Karadeniz bölgesinde ve Giresun’da ki yaylalar; hem tatil ve dinlenme amaçlı, hem de hayvancılık amaçlı kullanılır.

Bizlerin gençlik yıllarında, 30-40 yıl evvel “yaylacılık” daha anlamlı idi.

Çocuklar ve yaşlılar; yayla havası ve suyu ile adeta çeliklenmiş olarak dönerler ceniğe.

Yazı yaylada geçiren çocuklar kışa (hastalıklara karşı) aşılanmış olarak girerler.

Niçin yalnız çocuklar ve yaşlılar? Gençlere yer yok mu yaylada? Onlar için önemli değil mi? Tabii ki her kesim için önemli!.. Ancak çocuklar ve yaşlılar üzerinde yaylanın etkisi çok bariz görülmektedir.

İşte… Basit bir ölçü:

Ladin ve çamdan tahta, sahilde 2-3 ay açık havada bırakılsa, çürür ve kullanılamayacak hale gelir. Yaylada ise tahtadan evler ve çit kazıkları (kar ve yağmura rağmen) yıllarca bozulmadan dururlar. Bu demektir ki,  ağacı, keresteyi çürütmeyen hava; insanı da çürütmüyor!

Devlet politikası olarak yaylacılık ele alınmalıdır!..

Sağlıklı hayat için; yaylacılık teşvik edilmeli, yayla kültürü geliştirilmeli…

Turizm, Tarım ve Sağlık Bakanlıklarınca müştereken Yayla Politikası geliştirilmelidir.

TOKİ’nin öncülüğünde kaplıca bölgelerinde olduğu gibi en az 15 günlük devre mülk sistemi devreye sokulabilir.

Yayla evleri yıkılmamalı, teşvik edilmeli!..

Bugün, Devletin yayla politikası; hem yetersiz hem de yanlış!

Devlet vatandaşına hizmet için vardır. Devlet zulmetmez, vatandaşı mağdur etmez.

Ömrü yaylada geçmiş kişi; yayla aşağı ve yayla hastasıdır. Yaylasız yaşayamaz… Yaylaya gidecek ve kalacak…  40-50 yıldır kullandığı tahtadan ev eskimiş, rüzgâr bir taraftan girip diğer taraftan çıkıyor… Haliyle yenisini yapacak.

Devlet baba diyor ki: “Sen istediğin gibi bina yapamazsın, benim dediğim gibi yapacaksın.
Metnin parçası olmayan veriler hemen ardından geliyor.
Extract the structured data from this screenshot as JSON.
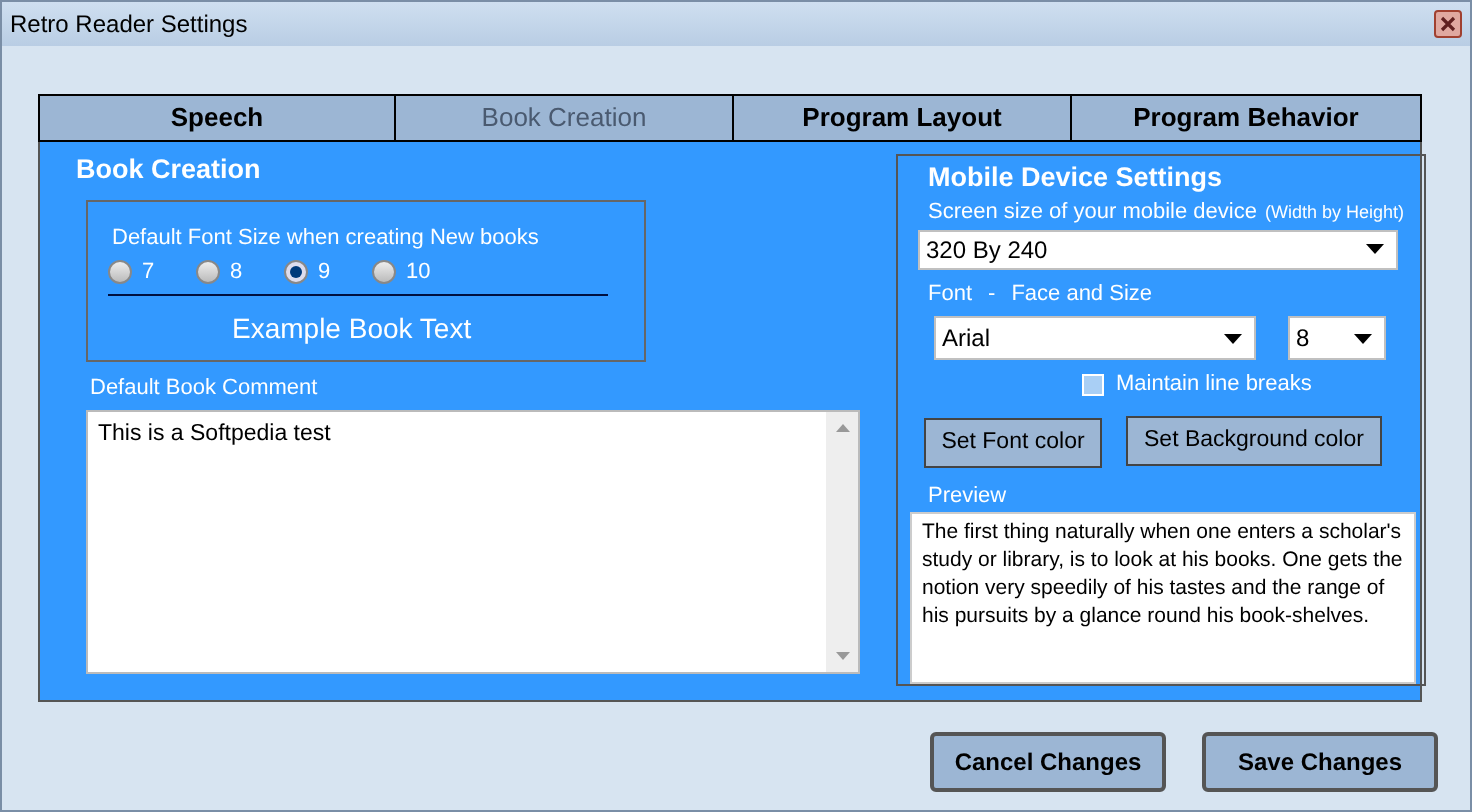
{
  "window": {
    "title": "Retro Reader Settings"
  },
  "tabs": [
    {
      "label": "Speech",
      "selected": false
    },
    {
      "label": "Book Creation",
      "selected": true
    },
    {
      "label": "Program Layout",
      "selected": false
    },
    {
      "label": "Program Behavior",
      "selected": false
    }
  ],
  "book_creation": {
    "heading": "Book Creation",
    "font_size_label": "Default Font Size when creating New books",
    "font_sizes": [
      {
        "label": "7",
        "selected": false
      },
      {
        "label": "8",
        "selected": false
      },
      {
        "label": "9",
        "selected": true
      },
      {
        "label": "10",
        "selected": false
      }
    ],
    "example_text": "Example Book Text",
    "comment_label": "Default Book Comment",
    "comment": "This is a Softpedia test"
  },
  "mobile": {
    "heading": "Mobile Device Settings",
    "screen_size_label": "Screen size of your mobile device",
    "screen_size_hint": "(Width by Height)",
    "screen_size": "320 By 240",
    "font_label": "Font",
    "font_sep": "-",
    "font_sub_label": "Face and Size",
    "font_face": "Arial",
    "font_size": "8",
    "maintain_line_breaks": {
      "label": "Maintain line breaks",
      "checked": false
    },
    "buttons": [
      "Set Font color",
      "Set Background color"
    ],
    "preview_label": "Preview",
    "preview": "The first thing naturally when one enters a scholar's study or library, is to look at his books. One gets the notion very speedily of his tastes and the range of his pursuits by a glance round his book-shelves."
  },
  "buttons": [
    "Cancel Changes",
    "Save Changes"
  ]
}
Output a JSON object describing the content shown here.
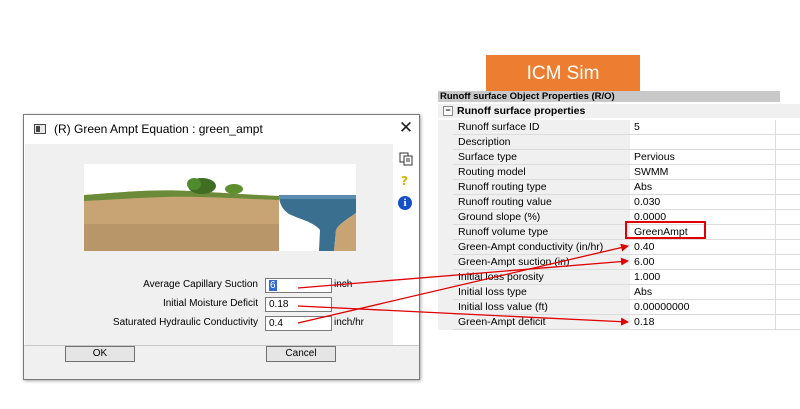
{
  "dialog": {
    "title": "(R) Green Ampt Equation : green_ampt",
    "close_glyph": "✕",
    "help_glyph": "?",
    "info_glyph": "i",
    "fields": [
      {
        "label": "Average Capillary Suction",
        "value": "6",
        "unit": "inch"
      },
      {
        "label": "Initial Moisture Deficit",
        "value": "0.18",
        "unit": ""
      },
      {
        "label": "Saturated Hydraulic Conductivity",
        "value": "0.4",
        "unit": "inch/hr"
      }
    ],
    "ok_label": "OK",
    "cancel_label": "Cancel"
  },
  "badge": {
    "label": "ICM Sim",
    "color": "#ED7D31"
  },
  "properties": {
    "header": "Runoff surface Object Properties (R/O)",
    "section": "Runoff surface properties",
    "collapse_glyph": "−",
    "rows": [
      {
        "name": "Runoff surface ID",
        "value": "5"
      },
      {
        "name": "Description",
        "value": ""
      },
      {
        "name": "Surface type",
        "value": "Pervious"
      },
      {
        "name": "Routing model",
        "value": "SWMM"
      },
      {
        "name": "Runoff routing type",
        "value": "Abs"
      },
      {
        "name": "Runoff routing value",
        "value": "0.030"
      },
      {
        "name": "Ground slope (%)",
        "value": "0.0000"
      },
      {
        "name": "Runoff volume type",
        "value": "GreenAmpt"
      },
      {
        "name": "Green-Ampt conductivity (in/hr)",
        "value": "0.40"
      },
      {
        "name": "Green-Ampt suction (in)",
        "value": "6.00"
      },
      {
        "name": "Initial loss porosity",
        "value": "1.000"
      },
      {
        "name": "Initial loss type",
        "value": "Abs"
      },
      {
        "name": "Initial loss value (ft)",
        "value": "0.00000000"
      },
      {
        "name": "Green-Ampt deficit",
        "value": "0.18"
      }
    ]
  },
  "annotation_color": "#E00000",
  "icons": [
    "app-icon",
    "close-icon",
    "copy-icon",
    "help-icon",
    "info-icon",
    "collapse-icon",
    "soil-profile-illustration"
  ]
}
Yoksa yıkarım!”  Bu yayla aşığına “Gücün var mı, imkânın var mı?” diye de sormuyor!

Karadeniz Bölgesi, özellikle Giresun yaylaları; servet sahibi, gelir seviyesi yüksek kişilerin tatil ve dinlenme yerleri değil. Buralar, diğer tatil yaylaları ile karıştırılıyor herhalde!

Devlet; yatırım teşviki uygularken, bölgeler arasında gelişmiş ve gelişmemiş veya az gelişmiş gibi denge unsurunu gözetirken, dar gelirli Karadeniz halkının zaruri yaylacılık ihtiyacı ile gelişmiş bölgelerin zevk için tatil yaylacılığını bir tutuyor!

Vali ve Kaymakamlarımız; “biz kanunu uyguluyoruz, hatta uygulamak zorundayız” diyebilirler. İktidar ve muhalefet istedikleri takdirde (futbolda şike mevzuatında olduğu gibi)  kısa sürede kanun değişikliğine gidebiliyorlar!

Yaylalarda mağdur olan vatandaşlarımızın “şikeciler” kadar değerleri yok mu demek lazım? Yoksa onların sahipleri, temsilcileri mi yok?

Yayla evlerine alternatif çözüm:

Çocuğun elindekini almak için; tehditle, yüksek sesle; “bırak” derseniz, bıraktıramazsınız! Aksine daha sıkı tutmaya devam eder. Lakin “Evladım… Şunu al” derseniz, yeniyi almak için zaten elindekini isteyerek bırakacaktır!

Bunun gibi; Yayladaki çarpık yapılaşmanın önüne geçmek için de alternatif proje sunulmalıdır.

Daha güzelini, daha ucuza elde etmek varken vatandaş niçin daha zor olanı tercih etsin?

Alternatif inşaat teşvik projesi:

Yatırım teşviklerinin bir benzeri yaylalar için uygulanabilir. Mesela;

–  Betonarme binalarda, Kum-çakıl ve nakliye Devlete (Özel İdareye),  çimento-demir ve işçilik vatandaşa ait…

–  Ahşap binalarda; Kereste ve nakliye Devlete (Orman İşletmeye), işçilik vatandaşa ait..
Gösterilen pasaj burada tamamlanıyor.